Bir denizcinin bir fahişeyle evlenmesini konu alan ve bir liman meyhanesindeki 24 saati işleyen New York Dokları, sinemaya bambaşka bir nefes getirdi. Ardından ardı ardına altı film çekti. Morocco (Fas, 1930), Dishonored (Lekelenmiş, 1931), Blonde Venus (Sarışın Venüs, 1932), Shanghai Express (Şangay Ekspresi, 1932), The Scarlet Empress (Kızıl Çariçe, 1934), The Devil is a Woman (Şeytan Kadındır, 1935) gibi değişik ad ve konularda filmler çekti. Genelde insan ilişkileri ve kadın etrafında dönüyor filmler. Kötülüğün kaynağı olarak kadını görmesine rağmen kadını yüceltir, fakat erkeği de aşağılamaktan geri kalmaz.

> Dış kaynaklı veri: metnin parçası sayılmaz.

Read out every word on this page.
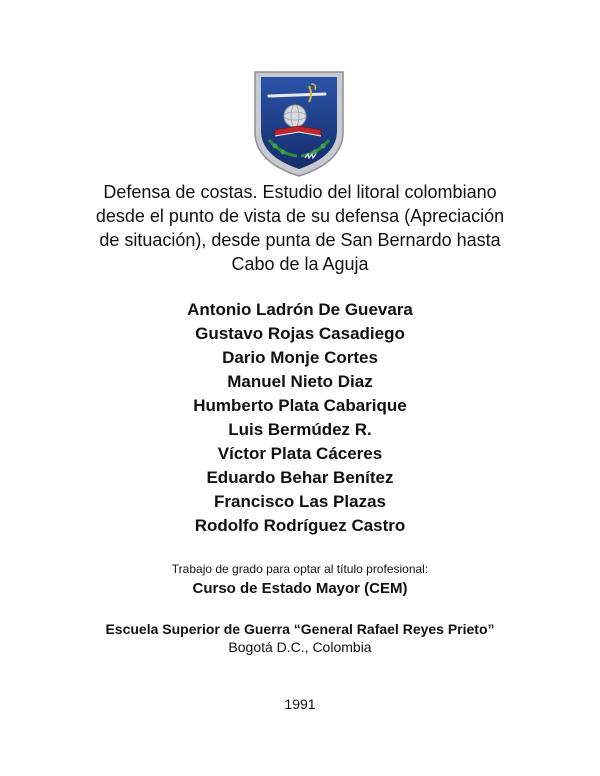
Defensa de costas. Estudio del litoral colombiano
desde el punto de vista de su defensa (Apreciación
de situación), desde punta de San Bernardo hasta
Cabo de la Aguja
Antonio Ladrón De Guevara
Gustavo Rojas Casadiego
Dario Monje Cortes
Manuel Nieto Diaz
Humberto Plata Cabarique
Luis Bermúdez R.
Víctor Plata Cáceres
Eduardo Behar Benítez
Francisco Las Plazas
Rodolfo Rodríguez Castro
Trabajo de grado para optar al título profesional:
Curso de Estado Mayor (CEM)
Escuela Superior de Guerra “General Rafael Reyes Prieto”
Bogotá D.C., Colombia
1991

Sternberg’in en önemli çalışmaları, Marlene Dietrich’li filmlerdir. Sternberg, karamsar bir bakışla, insanlığın olumsuz yönelimlerini filme konu eder. Marlene Dietrich’li filmler çok sevilmiştir, Marlene Dietrich’in göz alıcı güzelliği, esrar çekmiş gibi baygın bakışları alışılmadık açılardan görüntülenmiştir. Sternberg ile Dietrich, sinemda taraihindeki unutulmaz ikililerdendir bu nedenle.